Culture clash can also happen in the case of corporate mergers and acquisitions of two or more companies. If there is no severe alignment between these cultures, it will eventually affect corporate performance, impact employee morale, and derail focus. Forward-thinking organizations spend enough time and resources discussing and agreeing on cultural differences before forming partnerships. Because ultimately, what defines the way people work and the results they produce is their culture.
This philosophy has been backed up by studies like Berberoglu (2018) which found that the organizational climate of any organization is significantly tied to the organization’s commitment and perceived performance.
Understanding culture is paramount for those in leadership positions throughout any organization. Culture guides every employee, giving them a sense of direction on how things are or should be done. Culture doesn’t only dictate the way employees interact with one another; it also governs how they interact with clients, investors, suppliers, and other stakeholders. A healthy culture promotes innovation, shared commitment, fulfilment, accountability, integrity, and performance among team members.

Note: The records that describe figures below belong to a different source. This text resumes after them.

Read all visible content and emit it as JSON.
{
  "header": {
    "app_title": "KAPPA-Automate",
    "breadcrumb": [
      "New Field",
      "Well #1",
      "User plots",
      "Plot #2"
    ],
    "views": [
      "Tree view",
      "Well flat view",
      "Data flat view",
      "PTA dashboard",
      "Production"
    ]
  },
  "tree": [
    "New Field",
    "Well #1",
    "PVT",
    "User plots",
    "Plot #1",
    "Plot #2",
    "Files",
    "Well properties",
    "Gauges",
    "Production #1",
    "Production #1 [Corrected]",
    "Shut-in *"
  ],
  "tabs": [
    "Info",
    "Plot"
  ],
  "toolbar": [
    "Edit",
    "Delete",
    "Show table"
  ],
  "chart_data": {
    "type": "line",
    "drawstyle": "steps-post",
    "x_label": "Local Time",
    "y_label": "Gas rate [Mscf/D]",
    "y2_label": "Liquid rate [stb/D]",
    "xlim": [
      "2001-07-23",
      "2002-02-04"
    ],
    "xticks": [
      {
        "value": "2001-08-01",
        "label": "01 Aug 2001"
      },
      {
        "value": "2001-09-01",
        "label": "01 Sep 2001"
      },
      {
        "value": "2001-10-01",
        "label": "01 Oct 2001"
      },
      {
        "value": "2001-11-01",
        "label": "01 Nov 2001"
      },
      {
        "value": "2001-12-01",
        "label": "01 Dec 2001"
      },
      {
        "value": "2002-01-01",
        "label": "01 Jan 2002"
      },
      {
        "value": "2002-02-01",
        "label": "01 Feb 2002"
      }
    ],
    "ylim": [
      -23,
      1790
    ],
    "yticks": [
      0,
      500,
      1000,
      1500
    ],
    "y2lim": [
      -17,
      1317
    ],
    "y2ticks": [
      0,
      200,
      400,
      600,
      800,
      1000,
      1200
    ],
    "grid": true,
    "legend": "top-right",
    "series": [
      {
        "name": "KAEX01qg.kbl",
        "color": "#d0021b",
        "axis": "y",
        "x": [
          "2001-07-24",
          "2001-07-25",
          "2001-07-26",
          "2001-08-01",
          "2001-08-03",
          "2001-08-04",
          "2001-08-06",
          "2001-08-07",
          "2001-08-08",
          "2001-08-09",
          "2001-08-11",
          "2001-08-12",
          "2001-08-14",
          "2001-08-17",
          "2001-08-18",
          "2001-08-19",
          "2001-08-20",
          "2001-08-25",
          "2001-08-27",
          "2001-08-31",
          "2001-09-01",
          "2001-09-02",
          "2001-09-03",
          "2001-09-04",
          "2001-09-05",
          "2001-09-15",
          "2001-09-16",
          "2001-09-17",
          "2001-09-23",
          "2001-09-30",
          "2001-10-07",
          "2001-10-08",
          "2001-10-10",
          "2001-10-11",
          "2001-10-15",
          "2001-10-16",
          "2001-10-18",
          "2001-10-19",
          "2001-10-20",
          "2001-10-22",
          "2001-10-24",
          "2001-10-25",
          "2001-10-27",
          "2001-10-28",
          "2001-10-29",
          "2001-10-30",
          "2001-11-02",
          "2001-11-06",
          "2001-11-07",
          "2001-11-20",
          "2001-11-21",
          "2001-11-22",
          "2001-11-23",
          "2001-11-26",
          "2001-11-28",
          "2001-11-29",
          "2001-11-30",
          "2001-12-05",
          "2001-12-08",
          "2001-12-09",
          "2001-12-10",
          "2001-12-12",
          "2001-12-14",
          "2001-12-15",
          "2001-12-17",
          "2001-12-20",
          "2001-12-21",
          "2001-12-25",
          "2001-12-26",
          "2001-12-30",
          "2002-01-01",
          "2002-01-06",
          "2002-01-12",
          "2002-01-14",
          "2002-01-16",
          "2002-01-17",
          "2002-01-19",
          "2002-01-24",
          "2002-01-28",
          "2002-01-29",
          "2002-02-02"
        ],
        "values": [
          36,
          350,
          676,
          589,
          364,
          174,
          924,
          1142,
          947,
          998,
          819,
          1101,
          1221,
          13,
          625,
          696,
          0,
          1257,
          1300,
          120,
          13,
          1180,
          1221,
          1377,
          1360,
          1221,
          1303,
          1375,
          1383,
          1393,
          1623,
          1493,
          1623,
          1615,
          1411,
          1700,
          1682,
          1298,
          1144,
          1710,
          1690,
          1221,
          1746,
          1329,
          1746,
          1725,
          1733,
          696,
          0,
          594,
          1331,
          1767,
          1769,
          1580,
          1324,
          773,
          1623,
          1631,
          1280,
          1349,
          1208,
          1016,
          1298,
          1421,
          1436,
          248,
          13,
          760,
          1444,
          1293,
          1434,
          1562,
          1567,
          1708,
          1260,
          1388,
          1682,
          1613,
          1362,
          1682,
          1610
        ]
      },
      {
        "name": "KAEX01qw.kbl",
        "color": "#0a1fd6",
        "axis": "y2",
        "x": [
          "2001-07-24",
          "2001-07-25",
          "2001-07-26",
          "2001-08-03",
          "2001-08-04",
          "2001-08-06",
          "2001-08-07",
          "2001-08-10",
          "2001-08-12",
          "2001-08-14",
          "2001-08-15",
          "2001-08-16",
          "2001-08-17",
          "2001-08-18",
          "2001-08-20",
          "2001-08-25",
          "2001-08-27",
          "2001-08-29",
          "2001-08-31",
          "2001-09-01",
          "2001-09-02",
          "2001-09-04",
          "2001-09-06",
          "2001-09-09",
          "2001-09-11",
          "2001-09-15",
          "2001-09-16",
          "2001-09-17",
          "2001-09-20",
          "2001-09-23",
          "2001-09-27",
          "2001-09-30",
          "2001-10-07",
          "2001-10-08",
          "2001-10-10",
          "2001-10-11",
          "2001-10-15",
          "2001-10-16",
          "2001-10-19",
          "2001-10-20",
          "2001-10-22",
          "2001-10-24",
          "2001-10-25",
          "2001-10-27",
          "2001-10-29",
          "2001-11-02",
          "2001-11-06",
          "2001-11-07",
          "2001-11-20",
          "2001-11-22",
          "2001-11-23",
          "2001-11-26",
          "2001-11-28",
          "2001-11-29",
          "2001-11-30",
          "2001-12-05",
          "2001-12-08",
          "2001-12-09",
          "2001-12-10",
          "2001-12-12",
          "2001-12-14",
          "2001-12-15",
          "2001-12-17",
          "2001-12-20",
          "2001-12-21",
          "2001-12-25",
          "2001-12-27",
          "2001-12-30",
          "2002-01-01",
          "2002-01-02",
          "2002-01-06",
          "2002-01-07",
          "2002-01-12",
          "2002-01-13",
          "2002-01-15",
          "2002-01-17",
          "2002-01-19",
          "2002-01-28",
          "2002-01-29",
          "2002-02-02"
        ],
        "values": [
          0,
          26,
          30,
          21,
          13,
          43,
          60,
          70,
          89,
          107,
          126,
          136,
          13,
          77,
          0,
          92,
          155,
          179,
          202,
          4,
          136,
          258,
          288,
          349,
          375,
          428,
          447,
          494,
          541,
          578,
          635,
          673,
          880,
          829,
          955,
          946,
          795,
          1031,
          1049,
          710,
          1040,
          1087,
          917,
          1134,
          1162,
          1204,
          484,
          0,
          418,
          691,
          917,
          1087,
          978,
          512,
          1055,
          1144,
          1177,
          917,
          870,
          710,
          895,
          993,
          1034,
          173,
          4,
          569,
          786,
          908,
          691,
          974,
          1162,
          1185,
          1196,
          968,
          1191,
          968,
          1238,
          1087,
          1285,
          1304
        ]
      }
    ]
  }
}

Read also: Understanding the role of leadership and management in your organisation
As a leader, if you realize that your culture is not supporting your organizational growth, it is time to change course. Make a list of what is not working and be flexible enough to improve or try something else. Changing cultural direction can be expensive, and some might even stand against it, but if it is the right thing to do, it is worth every penny and resilience. Don’t be tempted to stick with the status quo when the situation demands change.
The truth is that changing your culture might require you to make tough decisions like letting go of certain people, shutting down certain branches or departments, or pivoting entirely to another business. While this is not as easy as it sounds, it might be the solution you need to turn things around. We have seen organizations that went out of business, not because they had terrible products or poor marketing strategies.
It was just that they failed in managing their entire culture architecture, leading to people operating at crossroads within the organization. Culture engenders focus while giving direction and meaning to every action people take. Without culture, boundaries cease to exist, an occurrence capable of bringing any organization to its knees.
At the core of every organizational growth is the human element. People play a critical role in how far or big your organization will end up. Without the right people, every other plan comes crashing down.
They can also be a massive drag to your progress if the culture that they operate by is contrary to what the organization needs to get to the next level. Therefore, effective leadership means staying proactive. It is not only about installing the culture that your people need to win but also enforcing it daily, both in words and by actions.
As a leader, you must mirror the culture you want to build within your organization. Mahatma Gandhi said, “Be the change you wish to see.” We have seen many organizations with nice-sounding vision and value statements, only for the leaders to turn around and sabotage them with their actions. It is tough to install the right culture if you don’t lead from the front. As a leader, you must learn to walk the talk; any culture you do not subject yourself to will never work.